Roses dominate the landscape; an old friend in Rockport, with beautiful rose gardens of his own, gifted Hauptfleisch three pink old English roses. Others were grafted from existing rose bushes. Most of the roses are white, pink, red, apricot and a few yellow.
Yellow roses have never grown well for Hauptfleisch; you could say they are his Achilles heel.
He is not partial to the rugosa or beach rose as much as the other varieties, but has two token rugosas, called pavement and blanc. He believes the rugosas may have crossed with some of his knockouts.
“There are so many [rugosas], I don’t plant them. I go more for the English, knock-outs, Bonicas, Meidiland, carpets and other roses,” Hauptfleisch said.
Indeed, Hauptfleisch knows the name of almost every flower child in his gardens: roses include Abraham Darby, Acapulco Sunset, Iceberg, Oso Easy, Miss Salsa, Heart & Soul, Carnival and Wine & Roses Wigelia.
Occasionally, both he and his wife are stumped when a visitor asks what type of flower this or that is. The pair will look at one another as if trying to read the answer in the other's eyes, and say, “Well, we have this big book in the house with all of the names… and we're in the process of tagging everything.” Upon which they bust up laughing.
Hauptfleisch is a firm believer in buying smaller plants and dividing them. He also takes cuttings from existing flora to increase his brood. His method for lilacs and roses, for example, is to dip the end of the cutting in a rooting powder, place it in his ever-rich soil, and cover it with a glass jar to create a greenhouse effect.

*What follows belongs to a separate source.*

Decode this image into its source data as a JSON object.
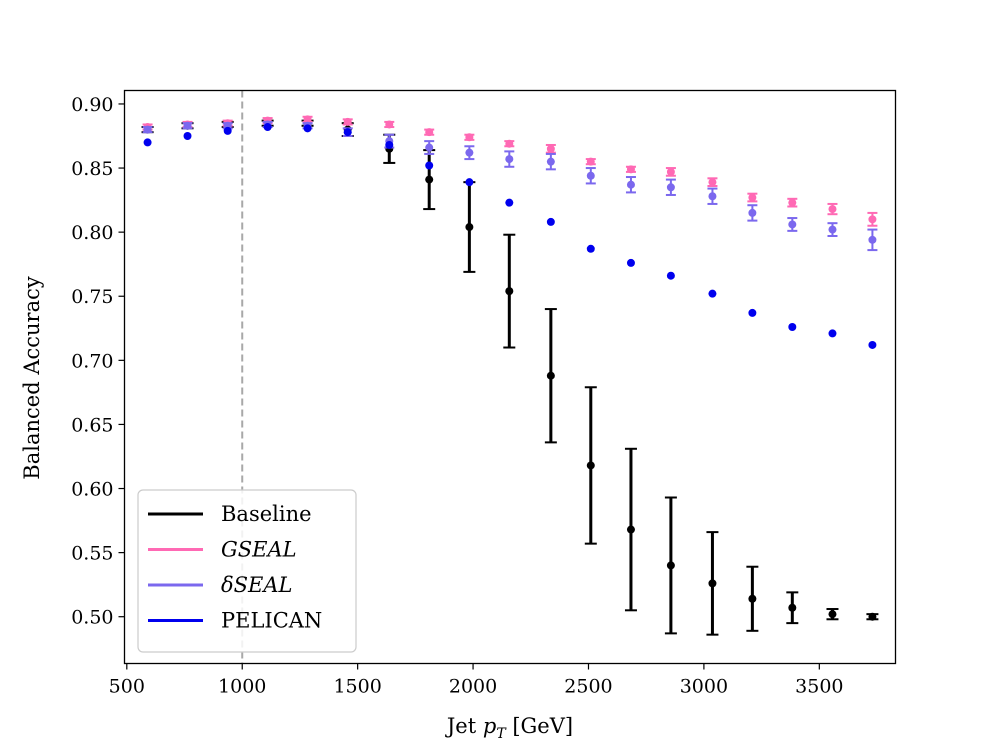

“You just need patience, your small plant will catch up with the larger plant you would have spent more money on in a year and then you can divide them and have more for less,” Hauptfleisch said. “It’s a learning process.”
One method used when he decides to make a new bed, is to cover the designated area with ground leaves, let it sit for a year, and then till it up, keeping the remaining leaves in the mix.
No fancy watering system for this gardener: Hauptfleisch waters each of his beds, rose bushes, veggies and herbs by hand with a hose in the evening and tries not to hit the foliage. He says he doesn't have to water all that much thanks to all the mulch he uses.
All gardens must have accents for added visual interest, and Hauptfleish’s gardens include a statue, a wheelbarrow, a small boat, a lobster pot, a walkway and a patio constructed of bricks from the two chimneys the couple removed from the house. Rocks he dug out from under the shed, by hand, became a stone wall on the property in 1986.
Last year he began considering extending the Route 26 sidewalk garden to the next utility pole – and he’s still thinking about it. For years he has pondered building a greenhouse onto the back of the house or turning the entire back yard into a rose garden.
“He always says, 'Not another garden, I’m not putting in another garden,' but the next thing I know, he’s coming in saying, ‘I have another bed,’” Olivia Cole Hauptfleisch said. “His father was as crazy about gardening as he is.”
“I just don’t know when to quit,” said the proud “father” laughing. “I guess I’ll keep going ‘til I run out of yard… or I run out!”